4.4.3 Bed and breakfast
Het bevoegd gezag kan door middel van een omgevingsvergunning afwijken van het bepaalde in artikel 4.1 juncto artikel 4.3.1 onder d, voor het gebruik van bebouwing voor verblijfsrecreatieve nevenactiviteiten in de vorm van een bed and breakfast, met dien verstande dat:
  1. een bed and breakfast kan alleen worden aangeboden door de hoofdbewoner van het pand;
  2. de woning dient door de hoofdgebruiker te worden bewoond;
  3. de hoofdfunctie van de woning waarin een bed and breakfast gevestigd wordt, moet wonen blijven;
  4. het aantal personen dat tegelijkertijd van een bed and breakfast accommodatie gebruik kan maken bedraagt maximaal 10;
  5. maximaal vier kamers mogen worden gebruikt als bed and breakfast kamer;
  6. bed and breakfast kamers mogen niet als zelfstandige wooneenheid functioneren;
  7. permanente bewoning is niet toegestaan;
  8. de verkeersaantrekkende werking van de nevenactiviteit dient te zijn afgestemd op de feitelijke ontsluitingsituatie;
  9. de verblijfsrecreatieve functie mag niet worden gebruikt voor de tijdelijke huisvesting van seizoenarbeiders;
  10. parkeren dient op eigen terrein plaats te vinden, binnen het bestaande bouwvlak;
  11. er mogen geen aanverwant voorzieningen worden gerealiseerd;
  12. er geen sprake is van een aantoonbaar onevenredige aantasting van de belangen van eigenaren en gebruikers van omliggende gronden en (agrarische) bedrijven.

3 Algemene Regels

Artikel 5 Anti-dubbeltelregel

Grond die eenmaal in aanmerking is genomen bij het toestaan van een bouwplan waaraan uitvoering is gegeven of alsnog kan worden gegeven, blijft bij de beoordeling van latere bouwplannen buiten beschouwing.

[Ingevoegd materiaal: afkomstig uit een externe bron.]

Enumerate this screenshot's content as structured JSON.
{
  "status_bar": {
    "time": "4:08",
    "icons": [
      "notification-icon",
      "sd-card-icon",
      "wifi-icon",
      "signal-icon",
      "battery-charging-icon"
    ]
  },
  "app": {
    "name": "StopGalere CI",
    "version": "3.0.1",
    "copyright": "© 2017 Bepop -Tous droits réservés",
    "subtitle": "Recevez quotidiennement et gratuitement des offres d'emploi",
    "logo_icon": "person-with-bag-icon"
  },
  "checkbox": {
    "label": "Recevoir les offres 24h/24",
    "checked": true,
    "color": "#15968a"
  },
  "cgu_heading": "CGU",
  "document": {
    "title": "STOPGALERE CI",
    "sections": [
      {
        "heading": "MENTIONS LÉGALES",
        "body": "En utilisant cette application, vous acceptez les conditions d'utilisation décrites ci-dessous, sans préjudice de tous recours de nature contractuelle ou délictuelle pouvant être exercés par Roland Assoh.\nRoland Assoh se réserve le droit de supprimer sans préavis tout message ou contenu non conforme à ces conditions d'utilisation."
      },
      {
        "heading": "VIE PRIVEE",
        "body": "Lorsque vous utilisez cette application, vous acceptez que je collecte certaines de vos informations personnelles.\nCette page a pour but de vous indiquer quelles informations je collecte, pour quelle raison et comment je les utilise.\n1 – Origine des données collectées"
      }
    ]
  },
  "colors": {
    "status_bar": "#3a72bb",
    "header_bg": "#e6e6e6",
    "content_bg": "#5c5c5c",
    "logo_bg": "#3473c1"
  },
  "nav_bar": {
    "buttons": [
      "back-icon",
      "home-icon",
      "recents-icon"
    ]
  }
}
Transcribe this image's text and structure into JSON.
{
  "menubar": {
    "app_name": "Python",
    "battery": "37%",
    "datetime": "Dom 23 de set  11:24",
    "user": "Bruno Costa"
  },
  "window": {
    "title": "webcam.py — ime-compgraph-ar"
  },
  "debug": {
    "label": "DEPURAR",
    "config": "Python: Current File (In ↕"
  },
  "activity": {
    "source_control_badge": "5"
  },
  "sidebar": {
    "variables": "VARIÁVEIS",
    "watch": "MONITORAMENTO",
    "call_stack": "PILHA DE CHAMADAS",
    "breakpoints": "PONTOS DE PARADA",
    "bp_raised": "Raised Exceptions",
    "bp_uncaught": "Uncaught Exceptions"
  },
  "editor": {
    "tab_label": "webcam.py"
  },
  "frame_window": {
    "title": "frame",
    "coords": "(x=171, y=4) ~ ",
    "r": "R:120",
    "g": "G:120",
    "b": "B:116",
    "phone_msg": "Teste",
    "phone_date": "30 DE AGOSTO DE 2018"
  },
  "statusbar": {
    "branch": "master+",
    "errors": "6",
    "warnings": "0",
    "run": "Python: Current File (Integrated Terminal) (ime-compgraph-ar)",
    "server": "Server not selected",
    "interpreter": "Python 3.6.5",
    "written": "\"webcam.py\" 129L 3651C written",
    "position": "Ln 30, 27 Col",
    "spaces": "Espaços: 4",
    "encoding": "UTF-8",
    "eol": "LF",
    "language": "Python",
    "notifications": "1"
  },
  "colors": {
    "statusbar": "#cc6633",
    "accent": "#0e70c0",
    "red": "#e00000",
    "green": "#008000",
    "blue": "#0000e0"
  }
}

Artikel 6 Algemene Bouwregels

6.1 Afstand tot geluidgevoelige bebouwing 6.1.1 Algemeen
Deze bepaling strekt tot de bescherming van de geluidzone rondom lokale en interlokale wegen.
6.1.2 Bouwregels
Voor de geluidgevoelige bebouwing van de naast wegen gelegen gronden dient in ieder geval een afstand van 15 m uit de as van de weg in acht te worden genomen.
6.1.3 Afwijken van de bouwregels
Het bevoegd gezag kan door middel van een omgevingsvergunning afwijken van het bepaalde in artikel 6.1.2 voor het toestaan van een kortere afstand tot de weg, met dien verstande dat voldaan moet worden aan de geluidnormen voor nieuwe geluidgevoelige objecten uit de Wet geluidhinder.
6.2 Afstand tot de weg 6.2.1 Algemeen
In hoofdstuk 2 zijn afstandbepalingen tot de as van de weg opgenomen ter bescherming van de verkeersveiligheid.
6.2.2 Afwijken van de bouwregels
Het bevoegd gezag kan door middel van een omgevingsvergunning afwijken van het bepaalde in hoofdstuk 2 voor het toestaan van een kortere afstand tot de weg, met dien verstande dat de verkeersveiligheid blijft gewaarborgd.
6.3 Ondergeschikte bouwdelen
Bouwdelen als plinten, kozijnen, gevelversieringen, ventilatiekanalen, schoorstenen, gevel- en kroonlijsten, luifels, erkers, portalen, balkons en overstekende daken, worden bij de toepassing van het bepaalde ten aanzien van het bouwen buiten beschouwing gelaten, mits de overschrijding van bouw- c.q. bestemminggrenzen niet meer dan 1 m bedraagt.
6.4 Nadere eisen 6.4.1 Algemeen
Burgemeester en wethouders zijn bevoegd bij het verlenen van een omgevingsvergunning, met inachtneming van de regels vervat in hoofdstuk 2, nadere eisen te stellen ten aanzien van:
  1. de plaatsing van gebouwen en bijbehorende bouwwerken ten opzichte van de bouwperceelgrens en ten opzichte van elkaar;
  2. de dakhelling en nokrichting van hellende dakvlakken van gebouwen;
  3. de plaatsing en vormgeving van bouwwerken, geen gebouwen zijnde.
6.4.2 Voorwaarden
De in artikel 6.4.1 bedoelde nadere eisen mogen uitsluitend worden gesteld met het doel te voorkomen dat de belangen van derden worden geschaad of afbreuk wordt gedaan aan de doeleinden van het plan en met het oog op de bereikbaarheid van gronden, gebouwen en bouwwerken, geen gebouwen zijnde, in verband met calamiteiten.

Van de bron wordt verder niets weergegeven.